SAFETY AND IMMUNOGENICITY OF V114 ADMINISTERED CONCOMITANTLY WITH INFLUENZA VACCINE (PNEU-FLU) (ID 619)
- Randall Severance, United States of America
- Howard Schwartz, United States of America
- Matthew Davis, United States of America
- Kurt Lesh, United States of America
- Ron Dagan, Israel
- Laurie Connor, United States of America
- Jianing Li, United States of America
- Alison Pedley, United States of America
- Jonathan Hartzel, United States of America
- Tina Sterling, United States of America
- Katrina Nolan, United States of America
- Gretchen Tamms, United States of America
- Luwy Musey, United States of America
- Ulrike Buchwald, United States of America
Abstract
Background
Streptococcus pneumoniae and influenza virus are significant causes of disease worldwide.

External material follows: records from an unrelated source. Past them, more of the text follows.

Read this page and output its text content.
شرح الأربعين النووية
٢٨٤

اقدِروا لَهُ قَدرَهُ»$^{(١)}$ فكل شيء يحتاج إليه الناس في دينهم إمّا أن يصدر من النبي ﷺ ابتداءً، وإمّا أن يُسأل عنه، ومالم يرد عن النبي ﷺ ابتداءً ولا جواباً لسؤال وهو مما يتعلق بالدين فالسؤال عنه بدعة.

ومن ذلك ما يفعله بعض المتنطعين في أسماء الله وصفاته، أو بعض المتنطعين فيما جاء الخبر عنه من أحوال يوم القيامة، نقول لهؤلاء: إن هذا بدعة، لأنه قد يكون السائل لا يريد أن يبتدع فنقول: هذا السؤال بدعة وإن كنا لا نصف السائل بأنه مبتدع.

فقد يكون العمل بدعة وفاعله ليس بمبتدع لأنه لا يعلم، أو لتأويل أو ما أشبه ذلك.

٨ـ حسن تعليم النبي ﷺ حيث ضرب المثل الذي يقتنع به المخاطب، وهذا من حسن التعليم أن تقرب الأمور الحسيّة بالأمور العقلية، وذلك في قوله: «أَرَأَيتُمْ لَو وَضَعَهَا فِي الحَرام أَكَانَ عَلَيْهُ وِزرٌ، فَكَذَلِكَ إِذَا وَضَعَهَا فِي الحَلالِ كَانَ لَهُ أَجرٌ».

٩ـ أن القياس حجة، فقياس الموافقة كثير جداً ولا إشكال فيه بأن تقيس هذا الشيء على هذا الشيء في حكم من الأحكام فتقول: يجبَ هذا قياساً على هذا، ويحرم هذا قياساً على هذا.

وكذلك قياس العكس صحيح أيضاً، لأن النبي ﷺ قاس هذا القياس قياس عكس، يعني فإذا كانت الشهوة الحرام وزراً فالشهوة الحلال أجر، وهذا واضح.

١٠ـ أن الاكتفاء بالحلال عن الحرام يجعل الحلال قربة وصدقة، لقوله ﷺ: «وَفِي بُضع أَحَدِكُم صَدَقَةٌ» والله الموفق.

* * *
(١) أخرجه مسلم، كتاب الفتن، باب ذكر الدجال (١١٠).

V114, an investigational 15-valent PCV, contains all serotypes in PCV13 plus serotypes 22F and 33F. This phase 3 trial evaluated safety and immunogenicity of concomitant and non-concomitant administration of V114 and quadrivalent influenza vaccine (QIV) in adults aged ≥50 years.
Methods
Overall, 1200 participants were randomized 1:1 to receive either V114 administered concomitantly with QIV (concomitant group) or V114 administered 1 month after QIV (non-concomitant group); randomization was stratified by age and history of prior pneumococcal polysaccharide vaccine. Pneumococcal serotype-specific opsonophagocytic activity (OPA) and influenza strain-specific hemagglutination inhibition (HAI) antibodies were measured prior and 30 days postvaccination. Demonstration of non-inferior immunogenicity between the concomitant and non-concomitant group required the lower bound of the 95% confidence interval of the ratio of OPA and HAI geometric mean titers (GMTs) to be ≥0.5.
Results
Proportions of participants reporting any AE, injection-site AEs, and systemic AEs were generally comparable between vaccination groups. Non-inferiority was demonstrated for all 15 pneumococcal serotypes and all 4 influenza strains between vaccination groups.
Conclusions
V114 administered concomitantly with QIV was generally well tolerated and immunologically non-inferior to non-concomitant administration, supporting co-administration of both vaccines.